Una tenebrosa intuición de futuro está extrañamente agazapada a lo largo de la luz fría de Sirtes y de la morosa espera que cruza toda la trama de esta novela, que parece percibir el futuro; es decir, parece visionar las densas nubes oscuras sobre Occidente, nuestro tenebroso ahora. Toda la novela es una sorprendente aproximación a lo que nos está sucediendo actualmente, es la narración de una espera y el anuncio de un renacimiento que nunca llega, una historia de iniciación que oscila entre el secreto y una posible revelación, que, a través casi siempre del enfrentamiento con la muerte, resulta ser al final la revelación del propio relato en sí; es decir, la triunfal afirmación de la literatura sobre el mundo.

4 95 años habría cumplido a finales de este septiembre Michelangelo Antonioni.

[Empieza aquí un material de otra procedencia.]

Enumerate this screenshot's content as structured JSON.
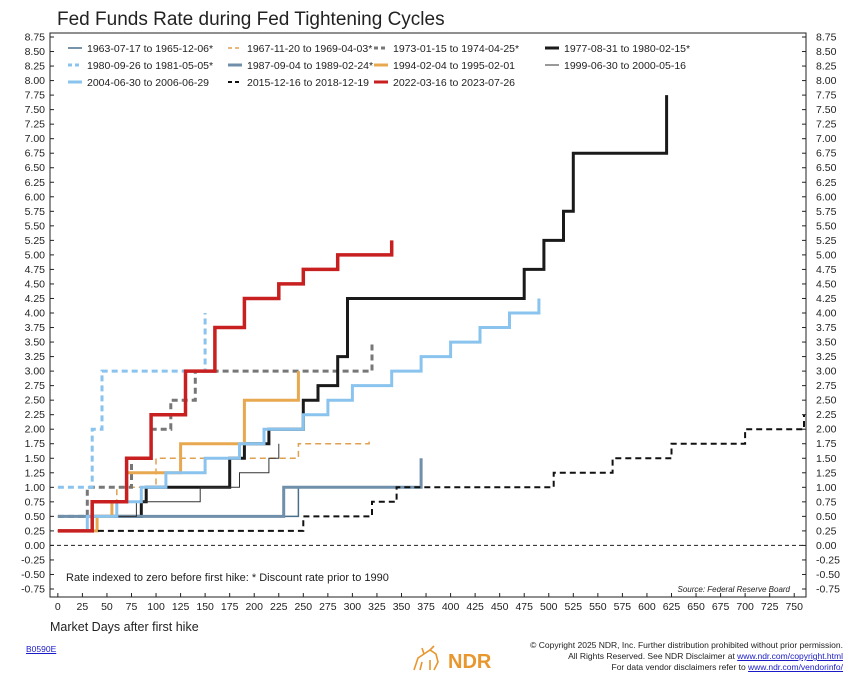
{
  "chart_data": {
    "type": "line",
    "title": "Fed Funds Rate during Fed Tightening Cycles",
    "xlabel": "Market Days after first hike",
    "ylabel": "",
    "xlim": [
      -8,
      762
    ],
    "ylim": [
      -0.75,
      8.75
    ],
    "x_ticks": [
      0,
      25,
      50,
      75,
      100,
      125,
      150,
      175,
      200,
      225,
      250,
      275,
      300,
      325,
      350,
      375,
      400,
      425,
      450,
      475,
      500,
      525,
      550,
      575,
      600,
      625,
      650,
      675,
      700,
      725,
      750
    ],
    "y_ticks": [
      "8.75",
      "8.50",
      "8.25",
      "8.00",
      "7.75",
      "7.50",
      "7.25",
      "7.00",
      "6.75",
      "6.50",
      "6.25",
      "6.00",
      "5.75",
      "5.50",
      "5.25",
      "5.00",
      "4.75",
      "4.50",
      "4.25",
      "4.00",
      "3.75",
      "3.50",
      "3.25",
      "3.00",
      "2.75",
      "2.50",
      "2.25",
      "2.00",
      "1.75",
      "1.50",
      "1.25",
      "1.00",
      "0.75",
      "0.50",
      "0.25",
      "0.00",
      "-0.25",
      "-0.50",
      "-0.75"
    ],
    "grid": false,
    "zero_line": "dashed",
    "note": "Rate indexed to zero before first hike: * Discount rate prior to 1990",
    "source": "Source:  Federal Reserve Board",
    "legend_position": "top-left",
    "series": [
      {
        "name": "1963-07-17 to 1965-12-06*",
        "color": "#4a6f8a",
        "width": 1.5,
        "dash": "",
        "points": [
          [
            0,
            0.5
          ],
          [
            245,
            0.5
          ],
          [
            245,
            1.0
          ],
          [
            300,
            1.0
          ]
        ]
      },
      {
        "name": "1967-11-20 to 1969-04-03*",
        "color": "#e0a050",
        "width": 1.5,
        "dash": "6,4",
        "points": [
          [
            0,
            0.5
          ],
          [
            60,
            0.5
          ],
          [
            60,
            1.0
          ],
          [
            100,
            1.0
          ],
          [
            100,
            1.5
          ],
          [
            245,
            1.5
          ],
          [
            245,
            1.75
          ],
          [
            317,
            1.75
          ],
          [
            317,
            1.85
          ]
        ]
      },
      {
        "name": "1973-01-15 to 1974-04-25*",
        "color": "#777777",
        "width": 3,
        "dash": "6,4",
        "points": [
          [
            0,
            0.5
          ],
          [
            30,
            0.5
          ],
          [
            30,
            1.0
          ],
          [
            75,
            1.0
          ],
          [
            75,
            1.5
          ],
          [
            95,
            1.5
          ],
          [
            95,
            2.0
          ],
          [
            115,
            2.0
          ],
          [
            115,
            2.5
          ],
          [
            140,
            2.5
          ],
          [
            140,
            3.0
          ],
          [
            160,
            3.0
          ],
          [
            160,
            3.0
          ],
          [
            320,
            3.0
          ],
          [
            320,
            3.5
          ]
        ]
      },
      {
        "name": "1977-08-31 to 1980-02-15*",
        "color": "#1a1a1a",
        "width": 3,
        "dash": "",
        "points": [
          [
            0,
            0.25
          ],
          [
            35,
            0.25
          ],
          [
            35,
            0.5
          ],
          [
            85,
            0.5
          ],
          [
            85,
            0.75
          ],
          [
            90,
            0.75
          ],
          [
            90,
            1.0
          ],
          [
            175,
            1.0
          ],
          [
            175,
            1.5
          ],
          [
            190,
            1.5
          ],
          [
            190,
            1.75
          ],
          [
            215,
            1.75
          ],
          [
            215,
            2.0
          ],
          [
            250,
            2.0
          ],
          [
            250,
            2.5
          ],
          [
            265,
            2.5
          ],
          [
            265,
            2.75
          ],
          [
            285,
            2.75
          ],
          [
            285,
            3.25
          ],
          [
            295,
            3.25
          ],
          [
            295,
            4.25
          ],
          [
            475,
            4.25
          ],
          [
            475,
            4.75
          ],
          [
            495,
            4.75
          ],
          [
            495,
            5.25
          ],
          [
            515,
            5.25
          ],
          [
            515,
            5.75
          ],
          [
            525,
            5.75
          ],
          [
            525,
            6.75
          ],
          [
            620,
            6.75
          ],
          [
            620,
            7.75
          ]
        ]
      },
      {
        "name": "1980-09-26 to 1981-05-05*",
        "color": "#8ac4ee",
        "width": 3,
        "dash": "6,4",
        "points": [
          [
            0,
            1.0
          ],
          [
            35,
            1.0
          ],
          [
            35,
            2.0
          ],
          [
            45,
            2.0
          ],
          [
            45,
            3.0
          ],
          [
            150,
            3.0
          ],
          [
            150,
            4.0
          ]
        ]
      },
      {
        "name": "1987-09-04 to 1989-02-24*",
        "color": "#6f8faa",
        "width": 3,
        "dash": "",
        "points": [
          [
            0,
            0.5
          ],
          [
            230,
            0.5
          ],
          [
            230,
            1.0
          ],
          [
            370,
            1.0
          ],
          [
            370,
            1.5
          ]
        ]
      },
      {
        "name": "1994-02-04 to 1995-02-01",
        "color": "#e8a850",
        "width": 3,
        "dash": "",
        "points": [
          [
            0,
            0.25
          ],
          [
            40,
            0.25
          ],
          [
            40,
            0.5
          ],
          [
            55,
            0.5
          ],
          [
            55,
            0.75
          ],
          [
            70,
            0.75
          ],
          [
            70,
            1.25
          ],
          [
            125,
            1.25
          ],
          [
            125,
            1.75
          ],
          [
            190,
            1.75
          ],
          [
            190,
            2.5
          ],
          [
            245,
            2.5
          ],
          [
            245,
            3.0
          ]
        ]
      },
      {
        "name": "1999-06-30 to 2000-05-16",
        "color": "#333333",
        "width": 1,
        "dash": "",
        "points": [
          [
            0,
            0.25
          ],
          [
            35,
            0.25
          ],
          [
            35,
            0.5
          ],
          [
            80,
            0.5
          ],
          [
            80,
            0.75
          ],
          [
            145,
            0.75
          ],
          [
            145,
            1.0
          ],
          [
            185,
            1.0
          ],
          [
            185,
            1.25
          ],
          [
            215,
            1.25
          ],
          [
            215,
            1.5
          ],
          [
            225,
            1.5
          ],
          [
            225,
            1.75
          ]
        ]
      },
      {
        "name": "2004-06-30 to 2006-06-29",
        "color": "#8ac4ee",
        "width": 3,
        "dash": "",
        "points": [
          [
            0,
            0.25
          ],
          [
            30,
            0.25
          ],
          [
            30,
            0.5
          ],
          [
            60,
            0.5
          ],
          [
            60,
            0.75
          ],
          [
            85,
            0.75
          ],
          [
            85,
            1.0
          ],
          [
            110,
            1.0
          ],
          [
            110,
            1.25
          ],
          [
            150,
            1.25
          ],
          [
            150,
            1.5
          ],
          [
            185,
            1.5
          ],
          [
            185,
            1.75
          ],
          [
            210,
            1.75
          ],
          [
            210,
            2.0
          ],
          [
            250,
            2.0
          ],
          [
            250,
            2.25
          ],
          [
            275,
            2.25
          ],
          [
            275,
            2.5
          ],
          [
            300,
            2.5
          ],
          [
            300,
            2.75
          ],
          [
            340,
            2.75
          ],
          [
            340,
            3.0
          ],
          [
            370,
            3.0
          ],
          [
            370,
            3.25
          ],
          [
            400,
            3.25
          ],
          [
            400,
            3.5
          ],
          [
            430,
            3.5
          ],
          [
            430,
            3.75
          ],
          [
            460,
            3.75
          ],
          [
            460,
            4.0
          ],
          [
            490,
            4.0
          ],
          [
            490,
            4.25
          ]
        ]
      },
      {
        "name": "2015-12-16 to 2018-12-19",
        "color": "#111111",
        "width": 2,
        "dash": "6,4",
        "points": [
          [
            0,
            0.25
          ],
          [
            250,
            0.25
          ],
          [
            250,
            0.5
          ],
          [
            320,
            0.5
          ],
          [
            320,
            0.75
          ],
          [
            345,
            0.75
          ],
          [
            345,
            1.0
          ],
          [
            505,
            1.0
          ],
          [
            505,
            1.25
          ],
          [
            565,
            1.25
          ],
          [
            565,
            1.5
          ],
          [
            625,
            1.5
          ],
          [
            625,
            1.75
          ],
          [
            700,
            1.75
          ],
          [
            700,
            2.0
          ],
          [
            760,
            2.0
          ],
          [
            760,
            2.25
          ]
        ]
      },
      {
        "name": "2022-03-16 to 2023-07-26",
        "color": "#c82020",
        "width": 3.5,
        "dash": "",
        "points": [
          [
            0,
            0.25
          ],
          [
            35,
            0.25
          ],
          [
            35,
            0.75
          ],
          [
            70,
            0.75
          ],
          [
            70,
            1.5
          ],
          [
            95,
            1.5
          ],
          [
            95,
            2.25
          ],
          [
            130,
            2.25
          ],
          [
            130,
            3.0
          ],
          [
            160,
            3.0
          ],
          [
            160,
            3.75
          ],
          [
            190,
            3.75
          ],
          [
            190,
            4.25
          ],
          [
            225,
            4.25
          ],
          [
            225,
            4.5
          ],
          [
            250,
            4.5
          ],
          [
            250,
            4.75
          ],
          [
            285,
            4.75
          ],
          [
            285,
            5.0
          ],
          [
            340,
            5.0
          ],
          [
            340,
            5.25
          ]
        ]
      }
    ]
  },
  "footer": {
    "chart_code": "B0590E",
    "copyright_line": "© Copyright 2025 NDR, Inc. Further distribution prohibited without prior permission.",
    "rights_prefix": "All Rights Reserved. See NDR Disclaimer at ",
    "rights_link": "www.ndr.com/copyright.html",
    "vendor_prefix": "For data vendor disclaimers refer to ",
    "vendor_link": "www.ndr.com/vendorinfo/",
    "logo_text": "NDR",
    "logo_color": "#e8962e"
  }
}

Cuanto más nos acercamos a Mantua, más lo hacemos también a Ferrara, su ciudad natal. Pienso en La aventura (1960), película que será siempre discutida y que a mí nunca dejará de fascinarme. Abrió caminos a autores que vinieron después y que también he admirado, como Wim Wenders. La aventura fue un filme metafísico que en su momento representó una manifestación nueva del lenguaje cinematográfico. Siempre me llamó la atención la historia de su complicado rodaje. Es una historia que Julien Gracq, por ejemplo, habría podido convertir en una novela en torno al tema del tiempo muerto y la espera. Porque el rodaje tuvo problemas con el productor y huelgas del personal, pero el incidente que considero novelable llegó cuando los actores, los técnicos y el director quedaron atrapados varios días en la Isla Blanca, sin posibilidad de escapatoria, rodeados de un mar tempestuoso y sin nada para comer o abrigarse. Quedaron allí a la espera de que amainara el temporal y en realidad a la espera de todo.

Finalmente hemos llegado a Mantua, donde densas nubes oscuras se están extendiendo aceleradamente por el cielo. La atmósfera, pesada, va volviéndose irrespirable. Retumba, contundente, un trueno lejano. Quedamos a la espera, tensa, de la lluvia. Y de los acontecimientos.